📖 Overview
The Yellow Wallpaper is a short story written in 1892 by Charlotte Perkins Gilman through diary entries from a woman prescribed a "rest cure" for her mental health. The narrator and her physician husband rent a colonial mansion for the summer, where she is confined to an upstairs room with yellow wallpaper.
The story documents the narrator's isolation as she follows her treatment plan, which prohibits work, writing, and social interaction. She becomes focused on the room's yellow wallpaper, describing its patterns and qualities in her secret journal entries.
The narrative creates a portrait of 19th century attitudes toward women's mental and physical health through medical treatment and marriage dynamics. The text remains influential in discussions of gender roles, medical ethics, and the complex relationship between creativity and mental wellness.
👀 Reviews
Readers describe this story as haunting, unsettling, and emotionally impactful. Many connect with the themes of women's mental health treatment and medical paternalism in the 1800s.
Readers appreciate:
- The vivid first-person narration that builds tension
- The detailed descriptions that create a claustrophobic atmosphere
- The story's commentary on historical treatment of women's mental health
- The brief length that allows for quick reading and re-reading
Common criticisms:
- Too short for some readers seeking more plot development
- Writing style can feel dated or difficult to follow
- Some find the ending abrupt
- A few readers note it's "too dark" for their taste
Ratings:
Goodreads: 4.1/5 (327,000+ ratings)
Amazon: 4.5/5 (3,800+ ratings)
LibraryThing: 4.1/5 (4,900+ ratings)
"Reading this made my skin crawl - in the best way possible," notes one Goodreads reviewer. Another comments, "The horror comes from knowing this treatment was reality for many women."
📚 Similar books
Wide Sargasso Sea by Jean Rhys
A woman's descent into madness unfolds against the backdrop of patriarchal control in colonial Jamaica.

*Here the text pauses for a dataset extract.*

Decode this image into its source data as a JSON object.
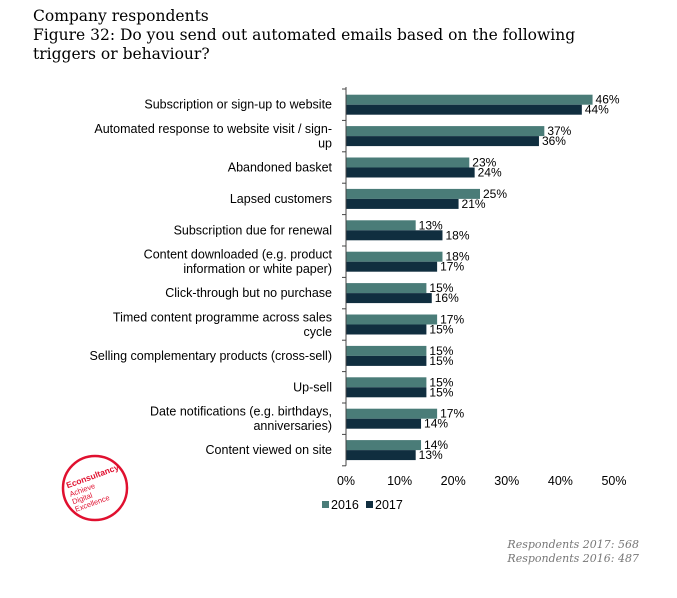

The Bell Jar by Sylvia Plath The narrative chronicles a woman's psychological deterioration within the constraints of 1950s societal expectations.
We Have Always Lived in the Castle by Shirley Jackson The female protagonist's isolated existence reveals themes of confinement and psychological unraveling within domestic spaces.
The Turn of the Screw by Henry James A governess's psychological state becomes increasingly unstable as she experiences supernatural occurrences within a confined country estate.
Mrs. Dalloway by Virginia Woolf The stream-of-consciousness narrative explores women's mental health and societal restrictions in post-World War I England.
The Bell Jar by Sylvia Plath The narrative chronicles a woman's psychological deterioration within the constraints of 1950s societal expectations.
We Have Always Lived in the Castle by Shirley Jackson The female protagonist's isolated existence reveals themes of confinement and psychological unraveling within domestic spaces.
The Turn of the Screw by Henry James A governess's psychological state becomes increasingly unstable as she experiences supernatural occurrences within a confined country estate.
Mrs. Dalloway by Virginia Woolf The stream-of-consciousness narrative explores women's mental health and societal restrictions in post-World War I England.
🤔 Interesting facts
🔸 Charlotte Perkins Gilman wrote "The Yellow Wallpaper" after her own experience with a "rest cure" prescribed by renowned physician Dr. Silas Weir Mitchell, who treated her for severe postpartum depression.
🔸 The story was first rejected by The Atlantic Monthly editor Horace Scudder, who wrote that its melancholy and disturbing nature might make people feel miserable.
🔸 Following the publication and success of "The Yellow Wallpaper," Dr. Mitchell allegedly altered his treatment methods for depression in women, though Gilman herself never confirmed this popular claim.
🔸 The mansion described in the story was inspired by real-life Holden House in Massachusetts, where Gilman briefly lived. The house still stands today and is now part of the Porter-Phelps-Huntington Museum.
🔸 The "rest cure" treatment depicted in the story typically involved forced bed rest, isolation, prohibition of all intellectual activity (including reading and writing), and excessive feeding - sometimes lasting up to six weeks.